Dengan isyarat tangan, Panjul memanggil Meina. Meina tidak hanya mendekat. Meina duduk di depan Panjul, mengamati lekuk-lekuk wajahnya, kemudian ke leher, dada, pundak, lengan, hingga jemarinya yang penuh parut.
“Kopi?” Meina mendesis.
Panjul tersentak oleh wajah indah di depannya, “Yaaa… kopi satu, gorengannya satu.” Dia membenarkan posisi duduknya dan saat Meina mengangguk dan berbalik untuk menyiapkan pesanannya, Panjul menikmati indah lekuk pinggang Meina dan pantatnya yang besar.
Itulah awal dari pertemuan yang Meina anggap sebagai pertanda awal. Hari-hari Meina kini berbeda. Dia kini punya alasan untuk merias wajahnya. Dia kini selalu menanti jam empat sore setiap harinya, perjakanya akan datang memesan kopi dan gorengan ubi sebiji.
-
Tak perlu berlama-lama. Panjul meminta restu Meina untuk bertandang ke rumah bertemu kedua orangtuanya. Meina berbunga-bunga, malam ini juga abang boleh datang, katanya lirih.
Meina memakai batik terusan yang dihadiahkan bapaknya saat ia berulang tahun ke 25. Masih muat. Dia duduk menghadap Bapaknya yang tak ada hentinya mengamati wajahnya. Sedang Ibunya duduk manis melanjutkan sulaman – tak begitu menaruh peduli terhadap apa yang akan terjadi.
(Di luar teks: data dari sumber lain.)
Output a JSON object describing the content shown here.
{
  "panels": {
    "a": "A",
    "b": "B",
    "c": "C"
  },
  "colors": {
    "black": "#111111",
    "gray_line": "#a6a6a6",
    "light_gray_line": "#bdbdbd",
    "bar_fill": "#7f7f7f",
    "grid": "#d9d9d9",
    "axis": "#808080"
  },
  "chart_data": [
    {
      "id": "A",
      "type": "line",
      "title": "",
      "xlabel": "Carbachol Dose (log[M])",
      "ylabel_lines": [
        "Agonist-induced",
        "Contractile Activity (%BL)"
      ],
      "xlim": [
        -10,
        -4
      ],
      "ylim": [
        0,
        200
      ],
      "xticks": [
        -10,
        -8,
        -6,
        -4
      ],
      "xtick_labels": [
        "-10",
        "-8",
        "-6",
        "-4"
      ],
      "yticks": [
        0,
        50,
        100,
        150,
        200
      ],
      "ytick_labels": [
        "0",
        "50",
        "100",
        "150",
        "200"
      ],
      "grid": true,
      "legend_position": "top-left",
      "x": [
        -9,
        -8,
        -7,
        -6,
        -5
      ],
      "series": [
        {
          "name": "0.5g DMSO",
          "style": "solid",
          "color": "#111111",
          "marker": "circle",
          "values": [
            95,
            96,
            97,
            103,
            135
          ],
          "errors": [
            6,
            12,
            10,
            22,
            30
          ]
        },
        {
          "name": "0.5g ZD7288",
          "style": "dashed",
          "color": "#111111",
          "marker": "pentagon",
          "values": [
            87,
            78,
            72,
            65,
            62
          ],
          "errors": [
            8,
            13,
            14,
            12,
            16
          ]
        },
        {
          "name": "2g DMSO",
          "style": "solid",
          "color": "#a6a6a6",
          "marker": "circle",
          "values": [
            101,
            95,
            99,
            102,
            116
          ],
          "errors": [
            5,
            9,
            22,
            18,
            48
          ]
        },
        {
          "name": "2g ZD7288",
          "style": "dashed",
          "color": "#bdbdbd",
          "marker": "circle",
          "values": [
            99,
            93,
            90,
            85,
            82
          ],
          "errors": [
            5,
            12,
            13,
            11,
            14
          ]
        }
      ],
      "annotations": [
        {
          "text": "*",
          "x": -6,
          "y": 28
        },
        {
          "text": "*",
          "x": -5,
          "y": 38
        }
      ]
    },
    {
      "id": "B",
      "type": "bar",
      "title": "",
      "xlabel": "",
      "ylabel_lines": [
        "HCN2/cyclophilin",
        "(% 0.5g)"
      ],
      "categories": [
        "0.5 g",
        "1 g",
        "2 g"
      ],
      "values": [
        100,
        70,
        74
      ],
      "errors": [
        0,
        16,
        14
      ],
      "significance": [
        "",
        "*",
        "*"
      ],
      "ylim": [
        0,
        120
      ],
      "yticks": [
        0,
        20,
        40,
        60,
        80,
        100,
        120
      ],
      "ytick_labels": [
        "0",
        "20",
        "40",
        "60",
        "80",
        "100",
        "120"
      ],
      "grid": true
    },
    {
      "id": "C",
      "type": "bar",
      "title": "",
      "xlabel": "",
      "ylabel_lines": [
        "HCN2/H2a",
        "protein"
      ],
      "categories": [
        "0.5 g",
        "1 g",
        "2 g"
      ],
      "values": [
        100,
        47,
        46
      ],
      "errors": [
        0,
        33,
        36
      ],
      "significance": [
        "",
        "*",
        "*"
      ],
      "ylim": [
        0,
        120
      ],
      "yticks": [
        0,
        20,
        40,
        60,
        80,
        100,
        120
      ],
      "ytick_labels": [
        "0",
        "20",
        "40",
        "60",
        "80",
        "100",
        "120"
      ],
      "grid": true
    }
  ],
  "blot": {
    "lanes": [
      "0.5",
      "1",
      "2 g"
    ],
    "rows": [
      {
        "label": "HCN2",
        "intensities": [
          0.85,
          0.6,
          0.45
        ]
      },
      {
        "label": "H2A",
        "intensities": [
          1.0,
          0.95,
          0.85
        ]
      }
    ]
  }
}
“Jadi, pertanda apa yang kau temukan dari si Panjul ini?” Tanya Untung pada Meina yang semakin gelisah dan tak henti-hentinya menatap pada jam di dinding.
“Hee? Pertanda?” Meina menatap bapaknya, menunduk, menatap lagi. Dia terdiam. Dia tidak menemukan tanda apapun pada Panjul yang menandakan kalau Panjul adalah calon suaminya. Pertanda awal di warung kopi? Dia sebenarnya tidak begitu yakin. Tapi dia ingin selalu bersama pemuda berpantat tepos itu sekarang dan esok, dan esoknya lagi, dan esoknya esoknya lagi.
Suara langkah kaki di beranda membuyarkan pikiran Meina. Panjul dan keluarganya datang.